De tels contextes sont relatés quand l’auteur parle de son neveu ou de la conversation avec l’homme d’affaires Alexandre Taillefer dont le fils adolescent s’est suicidé. Le mythe voulant que le décès d’un enfant ne doive jamais se produire avant celui des parents a la vie dure. Hélas! cela se produit de plus en plus fréquemment et cause tous les dommages moraux qu’on peut imaginer.

Le récit intitulé "Mon frère" est fort émouvant. Il exige une mise en contexte pour bien comprendre la relation entre les deux frères et leur famille, pour mesurer les conséquences de ce décès sur leur entourage. On peut croire qu’il y a eu une relation amour-haine entre les frères et une relation toxique pour le reste de la famille. Et le voilà qu’après s’être sorti de la rue, au sens propre et au figuré, ce frère meurt des années plus tard sans que leur relation soit complètement rétablie.

Qu'en est-il du décès de Richard Garneau, le "Papa" de l’auteur? Celui-ci brosse une fresque des relations père-fils à différentes époques et il exprime sa fierté, son admiration pour son père en relatant quelques anecdotes, dont cette dernière émission de « Samedi et rien d’autre » à laquelle ils ont participé.

Stéphane Garneau fait œuvre utile en publiant cette lettre à une amie, son témoignage permettant de mettre en perspective diverses réactions au moment du décès d’une personne qui nous est ou nous fut chère. Cela permet, entre autres, de mesurer le poids des relations familiales et celui des amitiés, ces liens que l’éducation judéo-chrétienne donne à croire éternels.

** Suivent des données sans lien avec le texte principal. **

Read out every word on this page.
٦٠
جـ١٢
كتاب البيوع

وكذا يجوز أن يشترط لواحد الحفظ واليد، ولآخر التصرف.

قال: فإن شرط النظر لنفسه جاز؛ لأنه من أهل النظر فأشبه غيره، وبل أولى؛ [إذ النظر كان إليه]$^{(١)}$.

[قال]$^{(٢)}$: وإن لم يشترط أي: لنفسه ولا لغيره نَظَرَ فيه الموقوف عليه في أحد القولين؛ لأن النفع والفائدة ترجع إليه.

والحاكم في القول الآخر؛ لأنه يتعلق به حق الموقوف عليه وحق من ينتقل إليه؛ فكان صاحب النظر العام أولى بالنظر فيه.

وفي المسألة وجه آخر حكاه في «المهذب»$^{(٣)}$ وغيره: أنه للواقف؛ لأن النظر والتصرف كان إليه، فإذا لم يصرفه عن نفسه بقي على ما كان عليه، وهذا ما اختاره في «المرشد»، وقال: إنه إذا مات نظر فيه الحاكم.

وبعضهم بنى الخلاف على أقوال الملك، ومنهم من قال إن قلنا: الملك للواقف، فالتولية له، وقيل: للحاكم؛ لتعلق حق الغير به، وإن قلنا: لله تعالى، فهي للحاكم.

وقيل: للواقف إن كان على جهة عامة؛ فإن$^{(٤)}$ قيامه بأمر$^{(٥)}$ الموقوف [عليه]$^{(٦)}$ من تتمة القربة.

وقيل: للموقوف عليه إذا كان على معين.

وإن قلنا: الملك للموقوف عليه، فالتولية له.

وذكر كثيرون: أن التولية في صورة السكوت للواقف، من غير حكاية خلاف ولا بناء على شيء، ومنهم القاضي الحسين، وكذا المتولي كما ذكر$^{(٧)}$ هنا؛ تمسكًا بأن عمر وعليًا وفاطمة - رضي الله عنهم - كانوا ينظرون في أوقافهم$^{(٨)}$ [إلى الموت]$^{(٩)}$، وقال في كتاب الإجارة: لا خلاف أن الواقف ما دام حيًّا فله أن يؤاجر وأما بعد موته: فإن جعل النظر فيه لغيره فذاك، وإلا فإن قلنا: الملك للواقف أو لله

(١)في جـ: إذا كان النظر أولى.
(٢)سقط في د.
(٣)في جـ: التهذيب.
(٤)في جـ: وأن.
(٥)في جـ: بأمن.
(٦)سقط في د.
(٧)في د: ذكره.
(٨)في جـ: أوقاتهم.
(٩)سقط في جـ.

Quand il écrit que, lorsque les familles Garneau réunies au chevet du papa pour décider de mettre fin ou non au traitement devenu inutile, son père était déjà décédé dans son for intérieur. Pour avoir pris semblable décision après avoir accompagné mon propre père durant ses dernières semaines sur terre, je crois que le moment final est venu de lui-même, un apaisement profond comme une porte d’entrée du deuil.